Charley made us all storm believers
DOROTHY L. HARRIS, Highlands TodayTropical Storm Isaac has blown through and hopefully reminded us to prepare now that hurricane season has cranked up. Within Harris & Co., storms aren't just a weather event, but a major focus for the duration of the storm due to Mr. Harris serving as part of our local emergency management team.
Published: August 30, 2012
Published: August 30, 2012
With spaghetti models, tactical rescue terminology and activation planning, our home becomes an operations center of doom, gloom and potential destruction. Only first responders and their family members can probably understand this phenomenon. When disaster is going to strike, it's time to plan, prepare and hunker down as hubby heads off to work.
Around the home base, our jobs are to make ice, stock canned goods and know how to run a generator because most times, we are on our own. It's all part of the lifestyle and I can attest it's easier with teenagers than small children. Teens can work, understand what's going on and while they don't like dad's absence, they get it.
This storm, I was pleased to see folks stocking up on bottled water and canned goods. Most were polite and seemed calm, but focused. I imagine they, too, are remembering Hurricane Charley's "wobble." If you weren't here for 2004's triple play, you need to start asking your neighbors for some insight. Hurricane Charley made its infamous turn late in the game, introducing many in our county to what a hurricane can actually do this far inland.
For this crew, it was a rude awakening. Listening to the sound of shingles ripping off the roof while the neighbor's aluminum shed pieces slammed against the side of our house made for a rather wild night. Losing power sometime after dark and not having it again for seven days made me so incredibly thankful for electricity that I danced in the street when the power crews arrived. A hurricane will do that to you.

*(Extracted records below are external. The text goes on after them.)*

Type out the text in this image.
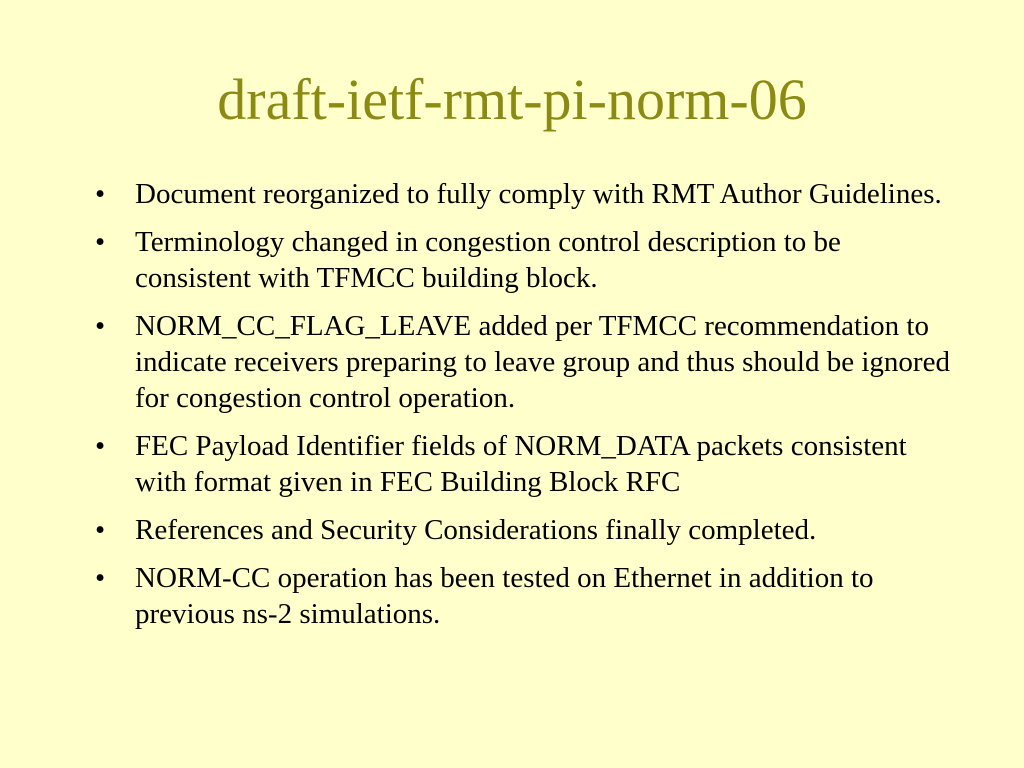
draft-ietf-rmt-pi-norm-06
•	Document reorganized to fully comply with RMT Author Guidelines.
•	Terminology changed in congestion control description to be consistent with TFMCC building block.
•	NORM_CC_FLAG_LEAVE added per TFMCC recommendation to indicate receivers preparing to leave group and thus should be ignored for congestion control operation.
•	FEC Payload Identifier fields of NORM_DATA packets consistent with format given in FEC Building Block RFC
•	References and Security Considerations finally completed.
•	NORM-CC operation has been tested on Ethernet in addition to previous ns-2 simulations.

I had bought Gatorade, canned spaghetti and batteries since I had seen photos of downtown Sebring following Hurricane Donna in 1960. I kept thinking about them as Mr. Harris went over weather details. People at the store laughed, but I figured I'd sleep better knowing I was prepared.
As it was, the stocked food fed quite a few of us, but being a coffee snob backfired as I had only whole beans. Several days later, realizing power was not imminent; I poured beans into a baggie and took a hammer to them. It relieved storm stress and the scent of brewing coffee steeping on the gas grill brought over the neighbors. That coffee was the worst tasting, best cup of coffee I may have ever had.
My neighbors proved to be a resourceful bunch and pulled together to ensure we all had enough gasoline, ice and food until power was restored about a week later. If you've never had to operate this long without power, it's an experience.
I still remember noisy generators running all night and unending humidity. I remember how long it took for stores to restock food; how school opened, then closed again. I remember waiting for gas stations to get fuel, buying blue tarps, the kids putting tadpoles in the fish tank, and trying to cook outside in the rain.
I remember chainsaws singing and debris piled so high down our street that it took weeks for it all to be cleaned up. We learned a lot in 2004; let's remember those lessons and prepare ahead of time whenever these storms come calling.